Trust building marketing initiativeBack when I used to work at Lowe Lintas, I used to strategize for a brand called Pureit, the water purifier from Hindustan Unilever. The product was test marketed in Chennai and at that point in time, 83% of households used to boil water for drinking purposes, as the water condition in Chennai was (and is) extremely bad. Moreover doctors had always been recommending to boil water. So boiled water was considered the gold standard in drinking water.

The challenge for us was to create the market for water purification systems and more precisely, to change the behaviour of the conservative Tamilians, who had been boiling water for generations, to let go of their old ‘boiling’ habit and switch to Hindustan Lever Pureit. We had created an ad campaign for Pureit, which ultimately went on to win an EFFIE – the advertising effectiveness award, but the ad campaign started only months after the actual launch.

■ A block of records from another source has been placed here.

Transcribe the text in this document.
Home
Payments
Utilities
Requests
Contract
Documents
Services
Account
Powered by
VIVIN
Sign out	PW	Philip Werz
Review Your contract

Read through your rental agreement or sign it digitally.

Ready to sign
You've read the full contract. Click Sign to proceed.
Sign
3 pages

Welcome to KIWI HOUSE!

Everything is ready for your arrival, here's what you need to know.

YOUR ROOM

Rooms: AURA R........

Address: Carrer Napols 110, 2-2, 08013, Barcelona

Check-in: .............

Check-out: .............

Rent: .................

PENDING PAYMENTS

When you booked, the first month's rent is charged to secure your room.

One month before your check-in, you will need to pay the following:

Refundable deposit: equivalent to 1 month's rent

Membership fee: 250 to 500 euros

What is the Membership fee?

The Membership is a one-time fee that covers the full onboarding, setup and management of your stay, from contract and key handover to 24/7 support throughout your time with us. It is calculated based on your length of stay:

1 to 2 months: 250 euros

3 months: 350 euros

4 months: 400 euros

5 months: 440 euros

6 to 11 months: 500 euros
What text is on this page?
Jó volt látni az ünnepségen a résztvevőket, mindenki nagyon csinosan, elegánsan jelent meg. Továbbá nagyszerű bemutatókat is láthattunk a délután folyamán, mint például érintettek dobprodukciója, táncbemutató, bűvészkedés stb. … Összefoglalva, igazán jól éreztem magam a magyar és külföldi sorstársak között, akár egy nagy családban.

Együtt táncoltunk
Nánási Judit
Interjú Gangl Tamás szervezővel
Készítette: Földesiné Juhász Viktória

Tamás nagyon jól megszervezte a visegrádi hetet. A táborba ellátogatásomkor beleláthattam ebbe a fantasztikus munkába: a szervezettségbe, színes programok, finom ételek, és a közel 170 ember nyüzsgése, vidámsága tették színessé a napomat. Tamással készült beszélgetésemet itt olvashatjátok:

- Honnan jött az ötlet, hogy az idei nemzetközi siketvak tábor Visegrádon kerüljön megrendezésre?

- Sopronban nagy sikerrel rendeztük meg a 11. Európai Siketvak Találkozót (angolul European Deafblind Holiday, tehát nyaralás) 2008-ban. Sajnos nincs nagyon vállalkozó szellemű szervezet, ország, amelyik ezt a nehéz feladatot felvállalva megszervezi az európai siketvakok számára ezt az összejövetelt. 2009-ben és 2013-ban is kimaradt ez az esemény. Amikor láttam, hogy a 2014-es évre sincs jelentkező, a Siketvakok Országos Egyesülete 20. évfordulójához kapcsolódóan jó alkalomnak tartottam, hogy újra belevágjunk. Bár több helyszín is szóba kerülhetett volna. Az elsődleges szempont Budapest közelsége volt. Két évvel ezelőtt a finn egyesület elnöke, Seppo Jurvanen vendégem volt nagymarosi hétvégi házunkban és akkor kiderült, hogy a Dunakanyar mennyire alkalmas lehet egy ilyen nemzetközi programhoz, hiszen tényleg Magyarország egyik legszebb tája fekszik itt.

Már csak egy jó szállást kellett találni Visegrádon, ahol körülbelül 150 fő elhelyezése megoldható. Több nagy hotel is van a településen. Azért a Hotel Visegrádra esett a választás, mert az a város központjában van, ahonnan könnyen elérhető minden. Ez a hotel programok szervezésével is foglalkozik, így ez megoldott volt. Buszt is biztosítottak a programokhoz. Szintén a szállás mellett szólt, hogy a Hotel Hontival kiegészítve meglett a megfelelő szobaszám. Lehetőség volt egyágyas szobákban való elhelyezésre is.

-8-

Here’s the interesting part and probably the most effective piece of behavioural design we had implemented – we placed Pureit water purifier at doctor’s clinics. We requested doctors in Chennai to keep Pureit in their clinics as a service to their patients. Doctors agreed and Pureit was placed in thousands of clinics, with a sticker of it being ‘As safe as boiled water’ and another sticker of the toll-free number, which people could call to find out more. This simple intervention served as a sampler, product demonstrator, trial generator, doctor endorser, people-convincer and lead generator all in one.

People believed that the doctor wouldn’t keep the purifier in his clinic, if it weren’t safe enough for his patients to drink. So they drank without worrying, and many Tamilians changed their habit of boiling water, by switching to Pureit.